Marie, Pacino & Ralphie


----------



## The A Team (Dec 1, 2005)

Wow, Marie, that's wonderful!!!







So, that means I can call you if I find a maltese in our local Ocean county shelter??? I do visit the shelter now and then and I do call rescue groups if I find a little one who needs rescuing.


----------



## casa verde maltese (Apr 7, 2007)

OH, this is a *wonderful* thing to do! Good for you!

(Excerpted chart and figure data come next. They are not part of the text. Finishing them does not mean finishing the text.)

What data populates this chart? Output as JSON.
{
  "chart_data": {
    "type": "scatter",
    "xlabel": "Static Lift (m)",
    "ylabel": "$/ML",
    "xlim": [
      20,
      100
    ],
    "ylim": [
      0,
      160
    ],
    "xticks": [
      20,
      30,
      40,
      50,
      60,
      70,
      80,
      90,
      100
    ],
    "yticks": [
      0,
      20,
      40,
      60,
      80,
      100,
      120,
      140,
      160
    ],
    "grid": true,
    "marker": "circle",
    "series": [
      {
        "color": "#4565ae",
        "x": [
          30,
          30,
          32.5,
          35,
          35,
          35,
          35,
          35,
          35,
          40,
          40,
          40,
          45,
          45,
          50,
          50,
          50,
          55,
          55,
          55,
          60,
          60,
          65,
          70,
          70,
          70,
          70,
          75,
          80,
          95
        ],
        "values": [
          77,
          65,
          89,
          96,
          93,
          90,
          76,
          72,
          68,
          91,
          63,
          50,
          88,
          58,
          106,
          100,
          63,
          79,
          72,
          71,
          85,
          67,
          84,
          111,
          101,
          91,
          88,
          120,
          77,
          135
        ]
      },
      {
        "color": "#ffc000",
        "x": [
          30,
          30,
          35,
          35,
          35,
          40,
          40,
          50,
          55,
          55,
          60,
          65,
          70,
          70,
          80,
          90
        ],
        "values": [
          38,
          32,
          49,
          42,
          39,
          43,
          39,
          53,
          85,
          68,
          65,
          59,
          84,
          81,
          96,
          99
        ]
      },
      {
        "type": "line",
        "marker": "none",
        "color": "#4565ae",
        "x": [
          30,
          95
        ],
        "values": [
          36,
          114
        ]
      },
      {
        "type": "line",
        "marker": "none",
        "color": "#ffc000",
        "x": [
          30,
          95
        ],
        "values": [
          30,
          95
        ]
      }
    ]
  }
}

& Pat going to shelters - you are *wonderful* as well - I can't go w/out wanting to take everyone home w/me.


----------



## I found nemo (Feb 23, 2006)

YAYAYYAY for you Marie, what a wonderful thing to do!!!


Good Luck,
Andrea


----------



## Bonnie's Mommie (Mar 2, 2006)

Awesome, Marie!! I'm sure this is going to be very rewarding for you.


----------



## Max & Rocky (May 20, 2004)

Yea!!


----------



## Krystal (Feb 3, 2007)

Wow, this is wonderful! Congrats!


----------



## cindy6755 (Mar 20, 2005)

Thank you for helping these babies


----------



## kab (Apr 11, 2005)

We have a volunteer helping us with our rescues by listing them in the New England area. Right now we have a maltese named Simon that my friend is fostering. He is the sweetest guy and knows several tricks.
He can be seen in the ME section of Petfinder under Paws and Claws of New England. It would be so neat if someone from SM would adopt him.


----------



## bbry (Feb 17, 2007)

Thank you for all our malt friends


----------



## TheButtercup (Mar 3, 2005)




----------



## Alvar's Mom (Mar 5, 2007)

That's such a great thing to do!!!


----------



## msmagnolia (Sep 8, 2004)

Bravo Marie!!


----------



## Boobookit (Dec 3, 2005)

> Wow, Marie, that's wonderful!!!
> 
> 
> 
> ...


Sure!! I told them that I can't foster because I would wind up not wanting to give them away....I would be overrun with white furbabies!! But I can do home inspections, phone inspections, paperwork, etc. whatever they need. There are just so many furbabies that need help and placement for their forever homes.

Marie & the Boys


----------